There's been a significant revival of interest in Susan B. Anthony and those who shared her determination to win voting and property rights for women. Author Emerson Klees, has just completed his latest book, The Women's Rights Movement and The Finger Lakes Region (It has 360 pp, photography by C. S. Kenyon, pb, and is available at The Susan B. Anthony House, 716-235-6124, or from the Friends of Finger Lakes Publishing, P. O. Box 18131, Rochester, NY, 14618, $20. ) Ken Burns, the documentary-film maker, has recently completed a film biography of Susan B. Anthony and her co-suffragette, Elizabeth Cady Stanton. Additionally Lynn Sher, an ABC news correspondent has written a book using as her title Miss Anthony's famous motto, Failure Is Impossible.

The Susan B. Anthony Historic Site now includes not only the Misses Anthony residence at number 17 Madison street, but also number 19, next door, where their sister Hannah Anthony Mosher lived, and number 21, a now vacant lot for use as off-street parking. All will be restored to a turn-of-the-century Victorian appearance. Number 17 will be preserved as it was when the two Anthony sisters, Susan and Mary, lived there and it was the headquarters of the National American Woman's Suffrage Association.
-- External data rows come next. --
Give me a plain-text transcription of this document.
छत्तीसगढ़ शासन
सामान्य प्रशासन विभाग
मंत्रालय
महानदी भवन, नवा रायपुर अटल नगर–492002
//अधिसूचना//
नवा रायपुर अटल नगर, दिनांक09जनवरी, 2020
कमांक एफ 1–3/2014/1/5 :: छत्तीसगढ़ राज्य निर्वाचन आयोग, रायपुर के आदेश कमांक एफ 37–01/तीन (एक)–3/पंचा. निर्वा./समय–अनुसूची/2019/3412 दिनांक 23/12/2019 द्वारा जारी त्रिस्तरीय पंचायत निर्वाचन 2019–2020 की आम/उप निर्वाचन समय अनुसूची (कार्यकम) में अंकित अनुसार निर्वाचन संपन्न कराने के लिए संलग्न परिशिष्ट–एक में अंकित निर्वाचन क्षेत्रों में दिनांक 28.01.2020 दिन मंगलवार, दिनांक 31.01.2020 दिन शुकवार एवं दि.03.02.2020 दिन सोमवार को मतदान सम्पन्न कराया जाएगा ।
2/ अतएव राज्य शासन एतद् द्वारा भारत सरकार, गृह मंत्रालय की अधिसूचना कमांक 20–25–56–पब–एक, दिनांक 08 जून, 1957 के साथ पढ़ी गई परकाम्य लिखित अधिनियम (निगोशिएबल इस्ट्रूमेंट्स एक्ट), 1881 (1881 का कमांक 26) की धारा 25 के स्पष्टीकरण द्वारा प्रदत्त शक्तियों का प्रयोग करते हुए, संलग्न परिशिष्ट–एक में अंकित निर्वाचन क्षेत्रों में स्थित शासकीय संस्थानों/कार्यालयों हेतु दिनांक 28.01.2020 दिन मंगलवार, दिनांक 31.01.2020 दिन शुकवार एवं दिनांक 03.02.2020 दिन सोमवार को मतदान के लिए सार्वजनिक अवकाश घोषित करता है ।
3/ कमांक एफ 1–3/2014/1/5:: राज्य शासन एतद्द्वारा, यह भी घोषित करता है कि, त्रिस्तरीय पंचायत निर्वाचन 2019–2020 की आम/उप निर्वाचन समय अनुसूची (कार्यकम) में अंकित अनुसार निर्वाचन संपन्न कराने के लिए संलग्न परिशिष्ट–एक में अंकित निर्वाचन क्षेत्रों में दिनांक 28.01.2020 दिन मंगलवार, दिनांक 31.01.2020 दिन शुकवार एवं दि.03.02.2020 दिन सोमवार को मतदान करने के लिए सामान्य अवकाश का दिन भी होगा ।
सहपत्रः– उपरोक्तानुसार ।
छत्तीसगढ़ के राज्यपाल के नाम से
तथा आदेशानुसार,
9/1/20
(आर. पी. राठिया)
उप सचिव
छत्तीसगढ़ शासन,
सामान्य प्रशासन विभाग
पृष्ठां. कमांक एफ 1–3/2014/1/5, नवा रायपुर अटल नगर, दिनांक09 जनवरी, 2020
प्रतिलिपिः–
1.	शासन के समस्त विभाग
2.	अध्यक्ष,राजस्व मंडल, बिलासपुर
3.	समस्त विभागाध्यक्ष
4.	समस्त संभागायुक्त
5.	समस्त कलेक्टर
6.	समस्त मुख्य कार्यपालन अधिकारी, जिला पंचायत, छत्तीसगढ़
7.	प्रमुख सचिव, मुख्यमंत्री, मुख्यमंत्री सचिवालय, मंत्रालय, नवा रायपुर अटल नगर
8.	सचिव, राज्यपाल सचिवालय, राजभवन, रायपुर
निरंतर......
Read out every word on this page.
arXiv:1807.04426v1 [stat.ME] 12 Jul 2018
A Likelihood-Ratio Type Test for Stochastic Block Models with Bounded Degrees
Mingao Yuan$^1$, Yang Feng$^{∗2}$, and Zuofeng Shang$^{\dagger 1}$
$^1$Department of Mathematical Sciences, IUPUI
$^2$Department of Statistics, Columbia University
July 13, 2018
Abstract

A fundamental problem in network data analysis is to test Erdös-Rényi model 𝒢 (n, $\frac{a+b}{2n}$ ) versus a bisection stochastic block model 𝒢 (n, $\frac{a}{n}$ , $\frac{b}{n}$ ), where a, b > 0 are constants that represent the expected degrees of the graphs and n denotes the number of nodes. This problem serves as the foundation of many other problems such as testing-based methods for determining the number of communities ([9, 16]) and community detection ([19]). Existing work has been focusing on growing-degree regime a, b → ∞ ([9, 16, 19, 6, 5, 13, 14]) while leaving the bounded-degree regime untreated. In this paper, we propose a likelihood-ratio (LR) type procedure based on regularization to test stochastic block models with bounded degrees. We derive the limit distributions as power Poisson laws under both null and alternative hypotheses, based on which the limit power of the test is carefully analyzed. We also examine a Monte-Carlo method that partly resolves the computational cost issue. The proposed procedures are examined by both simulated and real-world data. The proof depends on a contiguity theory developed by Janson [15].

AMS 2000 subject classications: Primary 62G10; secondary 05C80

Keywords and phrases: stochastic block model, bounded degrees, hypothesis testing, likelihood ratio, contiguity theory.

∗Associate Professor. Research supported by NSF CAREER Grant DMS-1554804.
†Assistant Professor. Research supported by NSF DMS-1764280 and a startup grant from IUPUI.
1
The house at number 19 will provide space for interpretive exhibits, lecture facilities, archive and collection storage, and research and curatorial work space.

It was the fortunate intervention of Mrs. Howard, president of the Rochester Women's Club who generated interest in raising funds to buy the Victorian house in 1945.

Our hosts were Colleen Hurst and Richard Anderson, both long-time volunteers at the home. We each contributed five dollars toward the support of the Susan B. Anthony Memorial, a non-profit group "dedicated to preserving the home, and promoting awareness of Susan B. Anthony," and were presented in turn with a bright aluminum, dollar-size souvenir medal minted for the February 15th, 1995, celebration of Susan Brownell Anthony's 175 birthday. The sprightly and entertaining descriptions given by our guides telling us of the home's past and the part Susan B. Anthony played in campaigning for women's, and everyone's rights, were truly exceptional.